# The MNIST Application

This is a conventional TensorFlow-based MNIST application, see for example:

TensorFlow tutorial: https://www.tensorflow.org/tutorials/layers

Horovod's MNIST example: https://github.com/uber/horovod/blob/master/examples/tensorflow_mnist.py

In [1]:
import os
import time
from datetime import timedelta, datetime, tzinfo

## Train the TensorFlow single worker with the MNIST data

In [2]:
import tensorflow as tf
import mnist_app

log_string = mnist_app.get_log_string(1024)

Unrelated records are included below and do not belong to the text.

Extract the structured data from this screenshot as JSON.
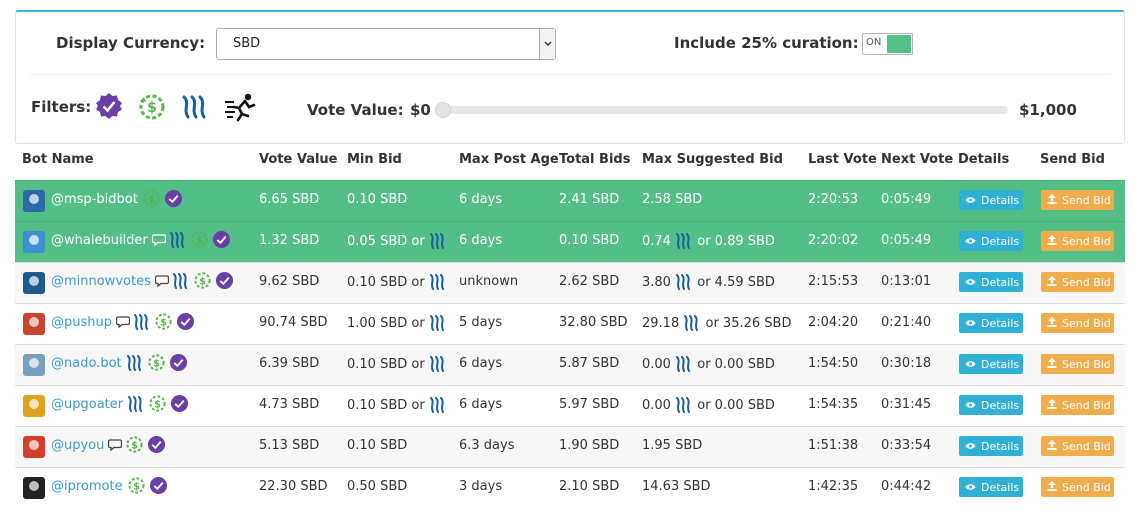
{
  "top": {
    "currency_label": "Display Currency:",
    "currency_value": "SBD",
    "curation_label": "Include 25% curation:",
    "curation_toggle": "ON",
    "filters_label": "Filters:",
    "filter_icons": [
      "verified-icon",
      "refund-icon",
      "steem-icon",
      "fast-runner-icon"
    ],
    "vote_value_label": "Vote Value:",
    "vote_min": "$0",
    "vote_max": "$1,000",
    "vote_value_fraction": 0
  },
  "table": {
    "headers": [
      "Bot Name",
      "Vote Value",
      "Min Bid",
      "Max Post Age",
      "Total Bids",
      "Max Suggested Bid",
      "Last Vote",
      "Next Vote",
      "Details",
      "Send Bid"
    ],
    "details_label": "Details",
    "send_label": "Send Bid",
    "rows": [
      {
        "name": "@msp-bidbot",
        "vote": "6.65 SBD",
        "min_bid": "0.10 SBD",
        "min_steem": false,
        "age": "6 days",
        "total": "2.41 SBD",
        "max_a": "2.58 SBD",
        "max_steem": false,
        "max_b": "",
        "last": "2:20:53",
        "next": "0:05:49",
        "comment": false,
        "steem": false,
        "refund": true,
        "verified": true
      },
      {
        "name": "@whalebuilder",
        "vote": "1.32 SBD",
        "min_bid": "0.05 SBD or",
        "min_steem": true,
        "age": "6 days",
        "total": "0.10 SBD",
        "max_a": "0.74",
        "max_steem": true,
        "max_b": "or 0.89 SBD",
        "last": "2:20:02",
        "next": "0:05:49",
        "comment": true,
        "steem": true,
        "refund": true,
        "verified": true
      },
      {
        "name": "@minnowvotes",
        "vote": "9.62 SBD",
        "min_bid": "0.10 SBD or",
        "min_steem": true,
        "age": "unknown",
        "total": "2.62 SBD",
        "max_a": "3.80",
        "max_steem": true,
        "max_b": "or 4.59 SBD",
        "last": "2:15:53",
        "next": "0:13:01",
        "comment": true,
        "steem": true,
        "refund": true,
        "verified": true
      },
      {
        "name": "@pushup",
        "vote": "90.74 SBD",
        "min_bid": "1.00 SBD or",
        "min_steem": true,
        "age": "5 days",
        "total": "32.80 SBD",
        "max_a": "29.18",
        "max_steem": true,
        "max_b": "or 35.26 SBD",
        "last": "2:04:20",
        "next": "0:21:40",
        "comment": true,
        "steem": true,
        "refund": true,
        "verified": true
      },
      {
        "name": "@nado.bot",
        "vote": "6.39 SBD",
        "min_bid": "0.10 SBD or",
        "min_steem": true,
        "age": "6 days",
        "total": "5.87 SBD",
        "max_a": "0.00",
        "max_steem": true,
        "max_b": "or 0.00 SBD",
        "last": "1:54:50",
        "next": "0:30:18",
        "comment": false,
        "steem": true,
        "refund": true,
        "verified": true
      },
      {
        "name": "@upgoater",
        "vote": "4.73 SBD",
        "min_bid": "0.10 SBD or",
        "min_steem": true,
        "age": "6 days",
        "total": "5.97 SBD",
        "max_a": "0.00",
        "max_steem": true,
        "max_b": "or 0.00 SBD",
        "last": "1:54:35",
        "next": "0:31:45",
        "comment": false,
        "steem": true,
        "refund": true,
        "verified": true
      },
      {
        "name": "@upyou",
        "vote": "5.13 SBD",
        "min_bid": "0.10 SBD",
        "min_steem": false,
        "age": "6.3 days",
        "total": "1.90 SBD",
        "max_a": "1.95 SBD",
        "max_steem": false,
        "max_b": "",
        "last": "1:51:38",
        "next": "0:33:54",
        "comment": true,
        "steem": false,
        "refund": true,
        "verified": true
      },
      {
        "name": "@ipromote",
        "vote": "22.30 SBD",
        "min_bid": "0.50 SBD",
        "min_steem": false,
        "age": "3 days",
        "total": "2.10 SBD",
        "max_a": "14.63 SBD",
        "max_steem": false,
        "max_b": "",
        "last": "1:42:35",
        "next": "0:44:42",
        "comment": false,
        "steem": false,
        "refund": true,
        "verified": true
      }
    ]
  }
}
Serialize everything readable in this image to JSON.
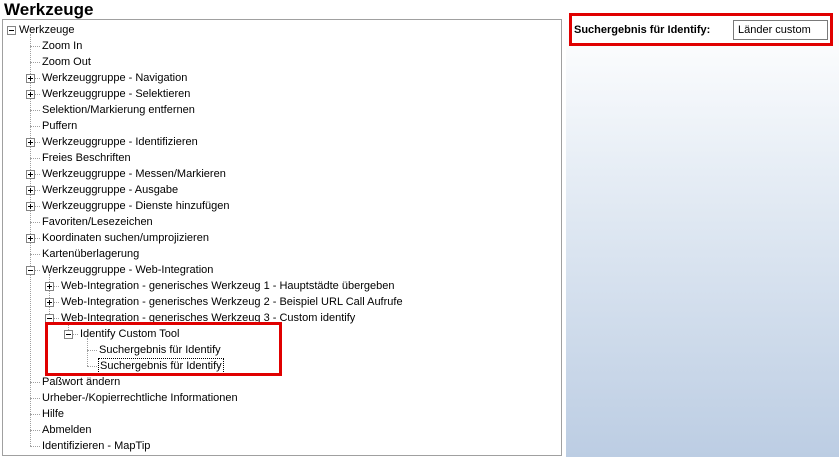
{
  "header": {
    "title": "Werkzeuge"
  },
  "tree": {
    "nodes": [
      {
        "label": "Werkzeuge",
        "depth": 0,
        "toggle": "minus",
        "selected": false
      },
      {
        "label": "Zoom In",
        "depth": 1,
        "toggle": "none",
        "selected": false
      },
      {
        "label": "Zoom Out",
        "depth": 1,
        "toggle": "none",
        "selected": false
      },
      {
        "label": "Werkzeuggruppe - Navigation",
        "depth": 1,
        "toggle": "plus",
        "selected": false
      },
      {
        "label": "Werkzeuggruppe - Selektieren",
        "depth": 1,
        "toggle": "plus",
        "selected": false
      },
      {
        "label": "Selektion/Markierung entfernen",
        "depth": 1,
        "toggle": "none",
        "selected": false
      },
      {
        "label": "Puffern",
        "depth": 1,
        "toggle": "none",
        "selected": false
      },
      {
        "label": "Werkzeuggruppe - Identifizieren",
        "depth": 1,
        "toggle": "plus",
        "selected": false
      },
      {
        "label": "Freies Beschriften",
        "depth": 1,
        "toggle": "none",
        "selected": false
      },
      {
        "label": "Werkzeuggruppe - Messen/Markieren",
        "depth": 1,
        "toggle": "plus",
        "selected": false
      },
      {
        "label": "Werkzeuggruppe - Ausgabe",
        "depth": 1,
        "toggle": "plus",
        "selected": false
      },
      {
        "label": "Werkzeuggruppe - Dienste hinzufügen",
        "depth": 1,
        "toggle": "plus",
        "selected": false
      },
      {
        "label": "Favoriten/Lesezeichen",
        "depth": 1,
        "toggle": "none",
        "selected": false
      },
      {
        "label": "Koordinaten suchen/umprojizieren",
        "depth": 1,
        "toggle": "plus",
        "selected": false
      },
      {
        "label": "Kartenüberlagerung",
        "depth": 1,
        "toggle": "none",
        "selected": false
      },
      {
        "label": "Werkzeuggruppe - Web-Integration",
        "depth": 1,
        "toggle": "minus",
        "selected": false
      },
      {
        "label": "Web-Integration - generisches Werkzeug 1 - Hauptstädte übergeben",
        "depth": 2,
        "toggle": "plus",
        "selected": false
      },
      {
        "label": "Web-Integration - generisches Werkzeug 2 - Beispiel URL Call Aufrufe",
        "depth": 2,
        "toggle": "plus",
        "selected": false
      },
      {
        "label": "Web-Integration - generisches Werkzeug 3 - Custom identify",
        "depth": 2,
        "toggle": "minus",
        "selected": false
      },
      {
        "label": "Identify Custom Tool",
        "depth": 3,
        "toggle": "minus",
        "selected": false
      },
      {
        "label": "Suchergebnis für Identify",
        "depth": 4,
        "toggle": "none",
        "selected": false
      },
      {
        "label": "Suchergebnis für Identify",
        "depth": 4,
        "toggle": "none",
        "selected": true
      },
      {
        "label": "Paßwort ändern",
        "depth": 1,
        "toggle": "none",
        "selected": false
      },
      {
        "label": "Urheber-/Kopierrechtliche Informationen",
        "depth": 1,
        "toggle": "none",
        "selected": false
      },
      {
        "label": "Hilfe",
        "depth": 1,
        "toggle": "none",
        "selected": false
      },
      {
        "label": "Abmelden",
        "depth": 1,
        "toggle": "none",
        "selected": false
      },
      {
        "label": "Identifizieren - MapTip",
        "depth": 1,
        "toggle": "none",
        "selected": false
      }
    ]
  },
  "properties": {
    "label": "Suchergebnis für Identify:",
    "value": "Länder custom"
  },
  "colors": {
    "highlight": "#e00000",
    "panel_gradient_end": "#bccde3",
    "tree_line": "#a0a0a0"
  }
}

# Extract the MNIST dataset
learn = tf.contrib.learn
mnist = learn.datasets.mnist.read_data_sets('MNIST-data')

# Build model...
import mnist_app
with tf.name_scope('input'):
    image = tf.placeholder(tf.float32, [None, 784], name='image')
    label = tf.placeholder(tf.float32, [None], name='label')
predict, loss = mnist_app.conv_model(image, label, tf.contrib.learn.ModeKeys.TRAIN)
    
global_step = tf.train.get_or_create_global_step()

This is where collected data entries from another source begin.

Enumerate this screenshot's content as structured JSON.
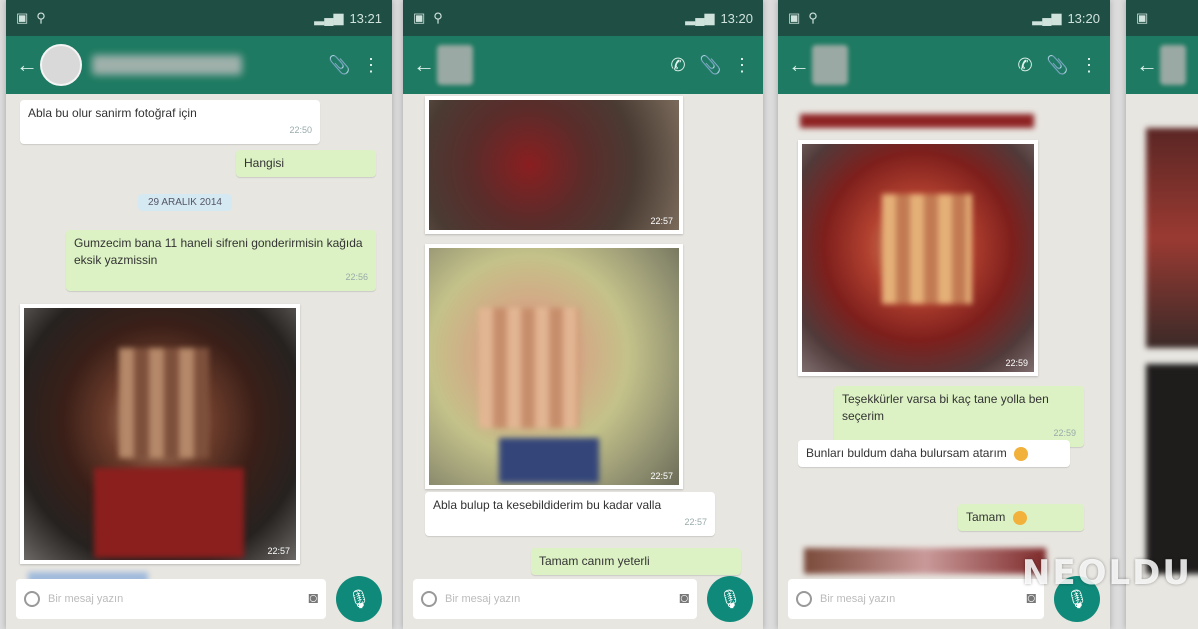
{
  "screens": [
    {
      "status_time": "13:21",
      "messages": {
        "m1": "Abla bu olur sanirm fotoğraf için",
        "m2": "Hangisi",
        "date": "29 ARALIK 2014",
        "m3": "Gumzecim bana 11 haneli sifreni gonderirmisin kağıda eksik yazmissin"
      },
      "composer_placeholder": "Bir mesaj yazın"
    },
    {
      "status_time": "13:20",
      "messages": {
        "m1": "Abla bulup ta kesebildiderim bu kadar valla",
        "m2": "Tamam canım yeterli"
      },
      "composer_placeholder": "Bir mesaj yazın"
    },
    {
      "status_time": "13:20",
      "messages": {
        "m1": "Teşekkürler varsa bi kaç tane yolla ben seçerim",
        "m2": "Bunları buldum daha bulursam atarım",
        "m3": "Tamam"
      },
      "composer_placeholder": "Bir mesaj yazın"
    }
  ],
  "watermark": "NEOLDU"
}
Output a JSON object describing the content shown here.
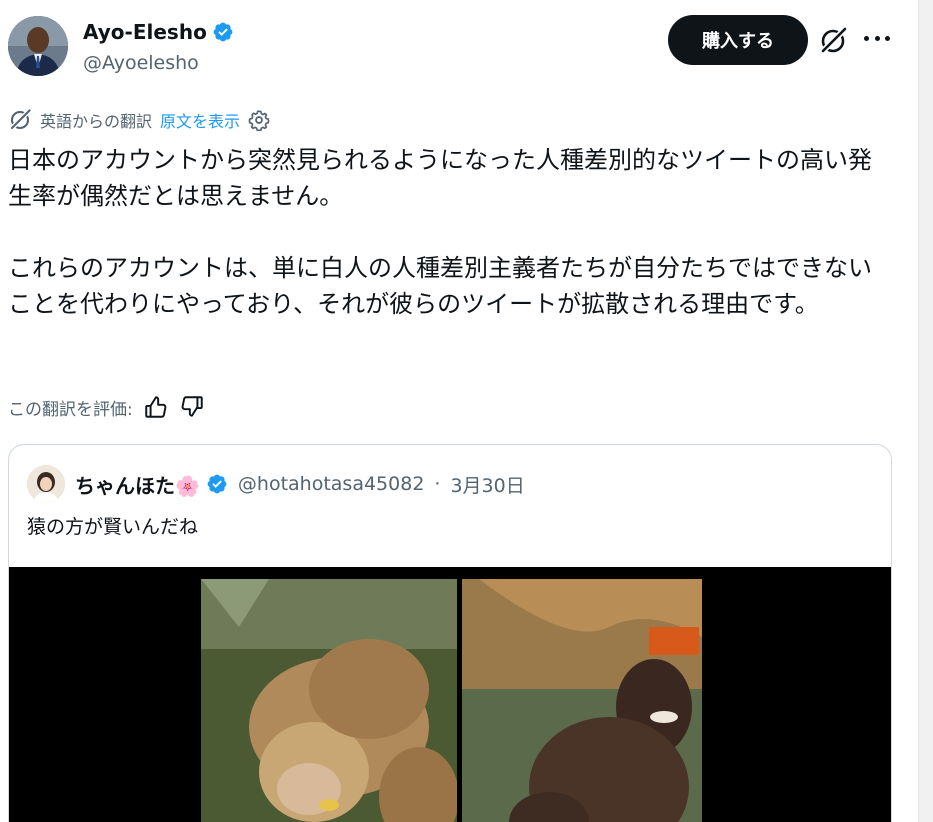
{
  "author": {
    "display_name": "Ayo-Elesho",
    "handle": "@Ayoelesho",
    "verified": true
  },
  "actions": {
    "buy_label": "購入する",
    "grok_icon": "grok-icon",
    "more_icon": "more-icon"
  },
  "translation": {
    "label": "英語からの翻訳",
    "show_original": "原文を表示"
  },
  "tweet": {
    "text": "日本のアカウントから突然見られるようになった人種差別的なツイートの高い発生率が偶然だとは思えません。\n\nこれらのアカウントは、単に白人の人種差別主義者たちが自分たちではできないことを代わりにやっており、それが彼らのツイートが拡散される理由です。"
  },
  "rating": {
    "label": "この翻訳を評価:"
  },
  "quoted": {
    "display_name": "ちゃんほた🌸",
    "handle": "@hotahotasa45082",
    "separator": "·",
    "date": "3月30日",
    "verified": true,
    "text": "猿の方が賢いんだね"
  },
  "colors": {
    "text": "#0f1419",
    "secondary": "#536471",
    "link": "#1d9bf0",
    "verified": "#1d9bf0",
    "button_bg": "#0f1419",
    "border": "#cfd9de"
  }
}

opt = tf.train.RMSPropOptimizer(0.001)
train_opt = opt.minimize(loss=loss, global_step=global_step)

# The MonitoredTrainingSession takes care of session initialization,
# restoring from a checkpoint, saving to a checkpoint, and closing 
# when done or an error occurs.

checkpoint_dir = './tf-checkpoints'

hooks = [
    tf.train.StopAtStepHook(last_step=401),
    tf.train.LoggingTensorHook(tensors={'step': global_step, 'loss': loss},
                               every_n_iter=100),
]

config = tf.ConfigProto()
config.gpu_options.allow_growth = True
config.gpu_options.visible_device_list = "0"

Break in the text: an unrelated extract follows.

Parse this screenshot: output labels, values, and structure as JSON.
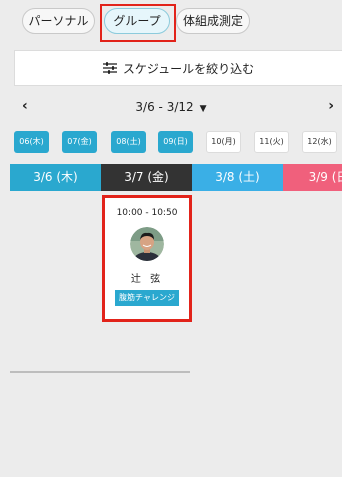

with tf.train.MonitoredTrainingSession(checkpoint_dir=checkpoint_dir,
                                       hooks=hooks,
                                       config=config) as mon_sess:
    while not mon_sess.should_stop():
        # Run a training step synchronously.
        image_, label_ = mnist.train.next_batch(100)
        mon_sess.run(train_opt, feed_dict={image: image_, label: label_})

Extracting MNIST-data/train-images-idx3-ubyte.gz
Extracting MNIST-data/train-labels-idx1-ubyte.gz
Extracting MNIST-data/t10k-images-idx3-ubyte.gz
Extracting MNIST-data/t10k-labels-idx1-ubyte.gz
INFO:tensorflow:Create CheckpointSaverHook.
INFO:tensorflow:Saving checkpoints for 1 into ./tf-checkpoints/model.ckpt.
INFO:tensorflow:loss = 2.313424, step = 1
INFO:tensorflow:global_step/sec: 57.9858
INFO:tensorflow:loss = 1.2679976, step = 101 (1.542 sec)
INFO:tensorflow:global_step/sec: 71.0995
INFO:tensorflow:loss = 0.12810637, step = 201 (1.406 sec)
INFO:tensorflow:global_step/sec: 71.1833
INFO:tensorflow:loss = 0.11259402, step = 301 (1.405 sec)
INFO:tensorflow:global_step/sec: 71.2567
INFO:tensorflow:loss = 0.07178667, step = 401 (1.404 sec)
INFO:tensorflow:Saving checkpoints for 401 into ./tf-checkpoints/model.ckpt.